This month, leaders from the United Auto Workers union and the U.S. Big Three will gather around tables at their respective companies to hammer out national bargaining agreements. The talks will start with the proverbial handshakes over the bargaining table, but it’s more likely we’re going to see fists flying once the cameras are turned off and everyone gets down to business.
To call this round of contract talks critical would be a major understatement. We have seen Chrysler get sold off to a group of investors who have one goal in mind: make money. Ford doesn’t seem to know where it wants to go, and has major gaps in its future product plans. While GM may be on the road to curing some of its ills, it’s still not out of the woods when it comes to cost competitiveness, especially because of retiree healthcare and pension costs. Yes, the union has agreed to givebacks for both GM and Ford to reduce their legacy and future healthcare costs, but even GM Chairman Rick Wagoner admits that more has to be done to control the more than $4 billion GM will spend on healthcare this year alone.

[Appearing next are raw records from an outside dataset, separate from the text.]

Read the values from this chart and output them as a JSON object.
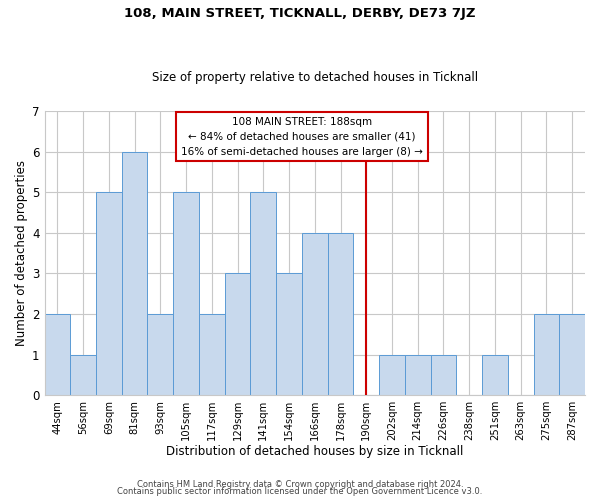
{
  "title": "108, MAIN STREET, TICKNALL, DERBY, DE73 7JZ",
  "subtitle": "Size of property relative to detached houses in Ticknall",
  "xlabel": "Distribution of detached houses by size in Ticknall",
  "ylabel": "Number of detached properties",
  "bin_labels": [
    "44sqm",
    "56sqm",
    "69sqm",
    "81sqm",
    "93sqm",
    "105sqm",
    "117sqm",
    "129sqm",
    "141sqm",
    "154sqm",
    "166sqm",
    "178sqm",
    "190sqm",
    "202sqm",
    "214sqm",
    "226sqm",
    "238sqm",
    "251sqm",
    "263sqm",
    "275sqm",
    "287sqm"
  ],
  "bar_heights": [
    2,
    1,
    5,
    6,
    2,
    5,
    2,
    3,
    5,
    3,
    4,
    4,
    0,
    1,
    1,
    1,
    0,
    1,
    0,
    2,
    2
  ],
  "bar_color": "#c8d9ed",
  "bar_edgecolor": "#5b9bd5",
  "vline_label_idx": 12,
  "vline_color": "#cc0000",
  "annotation_title": "108 MAIN STREET: 188sqm",
  "annotation_line1": "← 84% of detached houses are smaller (41)",
  "annotation_line2": "16% of semi-detached houses are larger (8) →",
  "annotation_box_facecolor": "#ffffff",
  "annotation_box_edgecolor": "#cc0000",
  "footer1": "Contains HM Land Registry data © Crown copyright and database right 2024.",
  "footer2": "Contains public sector information licensed under the Open Government Licence v3.0.",
  "ylim": [
    0,
    7
  ],
  "background_color": "#ffffff",
  "grid_color": "#c8c8c8"
}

Cool heads will have to prevail here, with the union agreeing to more cutbacks in terms of healthcare coverage. Co-pay increases and deductibles for certain procedures will have to be put in place to keep costs down, while the union and the auto companies will have to work together to encourage workers to live healthier lifestyles. Why not charge smokers more for their healthcare tab? What about providing a discount to those workers who sign up for a health club membership or use personal training services? Forcing a change in an individual’s behavior by hitting them in the pocket book is the only way to effect real change.
It’s not just healthcare, however, as automakers have begun to demand work rule changes out of the union, with threats of moving production of certain products to other plants where workers would be amenable to accepting flexible work schedules and rules. The Big Three have discovered it may be beneficial to pit plant against plant in this dire age of layoffs and cutbacks. In some cases, particularly for GM and Chrysler, it may be working. Just ask workers at GM’s Fairfax Kansas City, KS, and Lordstown, OH, plants as they watched installation of new tools and equipment come to a halt after the union and GM could not agree on outsourcing and flexibility issues. Workers at Chrysler’s Sterling Heights, MI, assembly plant are keenly aware that they remain on the job as a result of work rule changes. Chrysler said it studied moving production of its Dodge Avenger, Chrysler Sebring and Sebring convertible to Mexico to save money, but that plan was averted thanks to the union membership’s decision to change work rules.

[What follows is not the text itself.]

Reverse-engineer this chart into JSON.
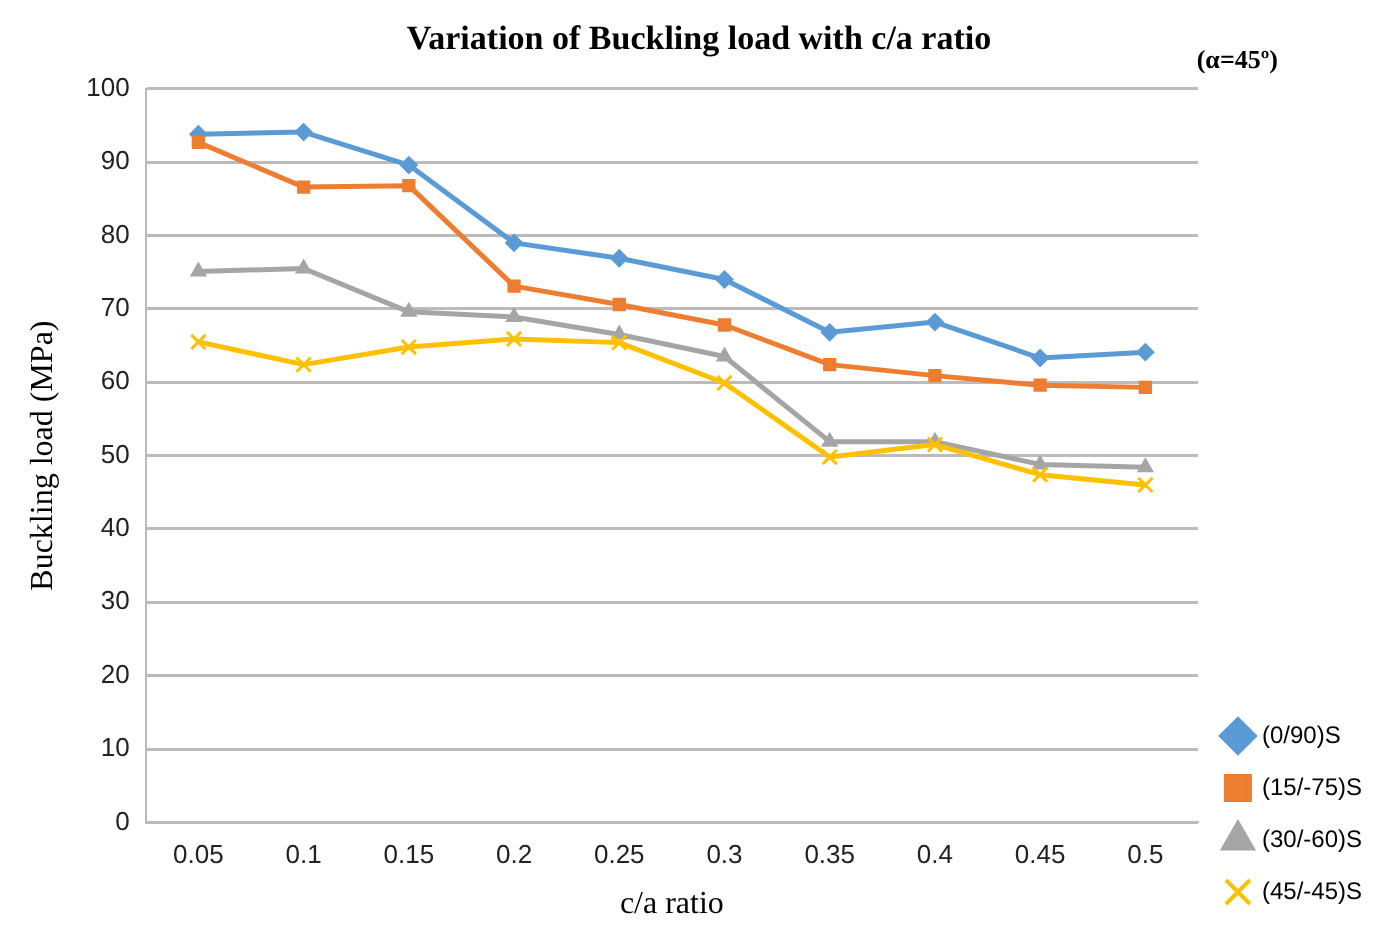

It will be imperative for the union to give some ground here, too, if they want to have a future. Making plants more flexible means job security in the long run and could send a message to foreign automakers that the union is not the roadblock to progress it has been labeled. The union has been willing to show some movement on these issues and it should continue to foster flexibility within its ranks. After all, the more skills and knowledge an employee gains, the more critical they are to the organization. And in line with this, perhaps the union should have a seat on the powerful committees that decide on future products.
The jobs bank—where idled workers make up to 80% of their wages without having to work—is going to be another thorny issue for both sides. This has to go, no questions asked.

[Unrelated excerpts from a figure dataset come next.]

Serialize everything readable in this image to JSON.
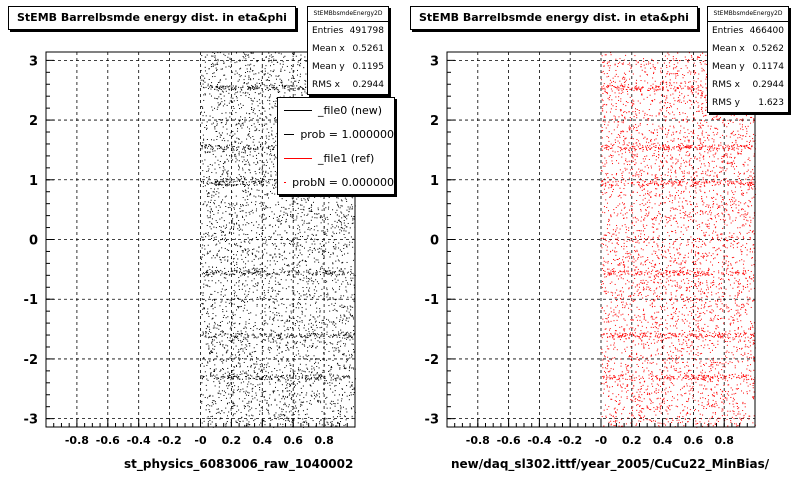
{
  "chart_data": [
    {
      "type": "scatter",
      "title": "StEMB Barrelbsmde energy dist. in eta&phi",
      "xlabel": "st_physics_6083006_raw_1040002",
      "ylabel": "",
      "xlim": [
        -1.0,
        1.0
      ],
      "ylim": [
        -3.14,
        3.14
      ],
      "x_ticks": [
        "-0.8",
        "-0.6",
        "-0.4",
        "-0.2",
        "-0",
        "0.2",
        "0.4",
        "0.6",
        "0.8"
      ],
      "y_ticks": [
        "-3",
        "-2",
        "-1",
        "0",
        "1",
        "2",
        "3"
      ],
      "grid": true,
      "marker_color": "#000000",
      "x_data_range": [
        0.0,
        1.0
      ],
      "y_data_range": [
        -3.14,
        3.14
      ],
      "stats": {
        "name": "StEMBbsmdeEnergy2D",
        "rows": [
          {
            "label": "Entries",
            "value": "491798"
          },
          {
            "label": "Mean x",
            "value": "0.5261"
          },
          {
            "label": "Mean y",
            "value": "0.1195"
          },
          {
            "label": "RMS x",
            "value": "0.2944"
          }
        ]
      },
      "legend": [
        {
          "label": "_file0 (new)",
          "color": "#000000"
        },
        {
          "label": "prob = 1.000000",
          "color": "#000000"
        },
        {
          "label": "_file1 (ref)",
          "color": "#ff0000"
        },
        {
          "label": "probN = 0.000000",
          "color": "#ff0000"
        }
      ]
    },
    {
      "type": "scatter",
      "title": "StEMB Barrelbsmde energy dist. in eta&phi",
      "xlabel": "new/daq_sl302.ittf/year_2005/CuCu22_MinBias/",
      "ylabel": "",
      "xlim": [
        -1.0,
        1.0
      ],
      "ylim": [
        -3.14,
        3.14
      ],
      "x_ticks": [
        "-0.8",
        "-0.6",
        "-0.4",
        "-0.2",
        "-0",
        "0.2",
        "0.4",
        "0.6",
        "0.8"
      ],
      "y_ticks": [
        "-3",
        "-2",
        "-1",
        "0",
        "1",
        "2",
        "3"
      ],
      "grid": true,
      "marker_color": "#ff0000",
      "x_data_range": [
        0.0,
        1.0
      ],
      "y_data_range": [
        -3.14,
        3.14
      ],
      "stats": {
        "name": "StEMBbsmdeEnergy2D",
        "rows": [
          {
            "label": "Entries",
            "value": "466400"
          },
          {
            "label": "Mean x",
            "value": "0.5262"
          },
          {
            "label": "Mean y",
            "value": "0.1174"
          },
          {
            "label": "RMS x",
            "value": "0.2944"
          },
          {
            "label": "RMS y",
            "value": "1.623"
          }
        ]
      }
    }
  ]
}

Finally, the auto companies will have to provide the union with some rewards, as well. As the workers have forgone wage increases in recent years, it will be vital for automakers to provide moderate wage increases for the length of the contract, while providing more financial incentives for specific performance improvements—i.e., results in the annual Harbour Report and J.D. Power surveys. Creativity will also have to prevail on the financial-incentive discussions. One idea could be to increase tuition payments for the children of hourly workers, which could provide the auto industry with desperately needed engineering talent in the future and a sustained customer base.
The one thing the industry does not need right now is for either side to dig in their heels and refuse to budge. A walkout will result in lost jobs and maybe even lost enterprises. That would be detrimental to everyone and benefit no one. Working together is the only way the industry will survive for another 100-plus years. Without shared sacrifice, everyone might as well pack up their desks and turn the lights out.